Hecht H J, Erdmann H, Park H J, Sprinzl M, Schmid R D
Department of Molecular Structure Research, GBF (Gesellschaft fr Biotechnologische, Forschung, Braunschweig, Germany.
Nat Struct Biol. 1995 Dec;2(12):1109-14. doi: 10.1038/nsb1295-1109.

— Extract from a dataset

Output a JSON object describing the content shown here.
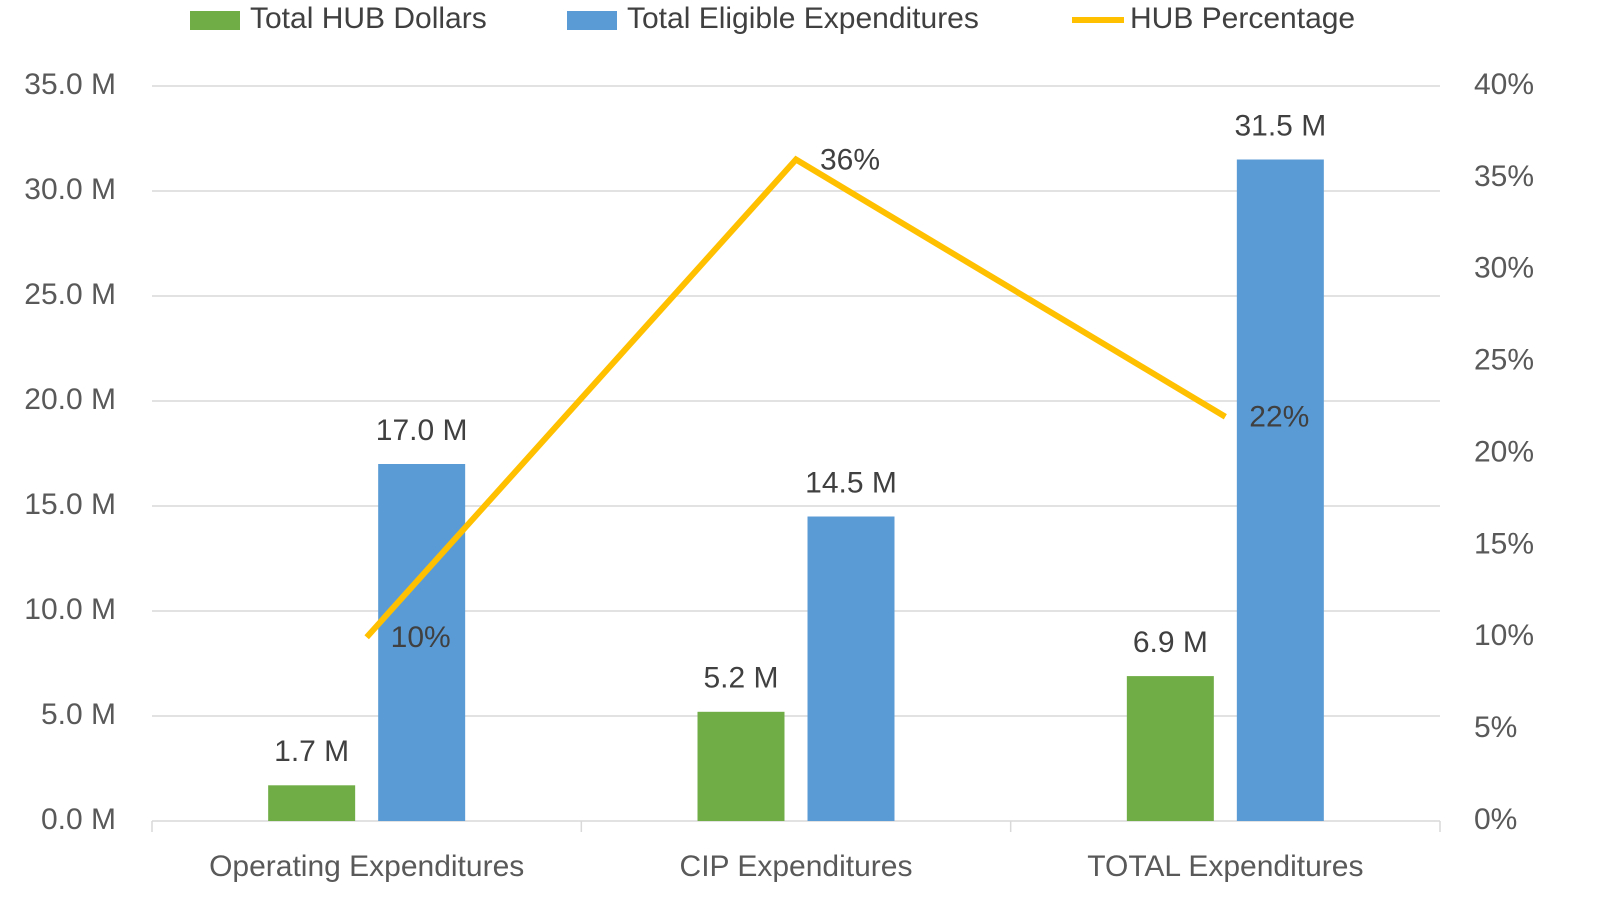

The crystal structures of the flavin adenine dinucleotide (FAD) and flavin mononucleotide (FMN) containing isoforms of NADH oxidase from Thermus thermophilus have been determined by isomorphous and molecular replacement and refined to 2.3 A and 1.6 A resolution with R-values of 18.5% and 18.6% respectively. The structure of the homodimeric enzyme consists of a central 4-stranded antiparallel beta-sheet covered by helices, a more flexible domain formed by two helices, and a C-terminal excursion connecting the subunits. The active sites are located in a deep cleft between the subunits. The binding site of the flavin cofactor lacks the common nucleotide binding fold and is different from the FMN binding site found in flavodoxins.
嗜热栖热菌中含黄素腺嘌呤二核苷酸(FAD)和黄素单核苷酸(FMN)的NADH氧化酶同工型的晶体结构已通过同晶置换和分子置换法测定,并分别精修至2.3 Å和1.6 Å分辨率,R值分别为18.5%和18.6%。该同二聚体酶的结构由一个被螺旋覆盖的中央4股反平行β折叠、一个由两个螺旋形成的更灵活的结构域以及连接亚基的C端延伸部分组成。活性位点位于亚基之间的深裂隙中。黄素辅因子的结合位点缺乏常见的核苷酸结合折叠,且与黄素氧还蛋白中的FMN结合位点不同。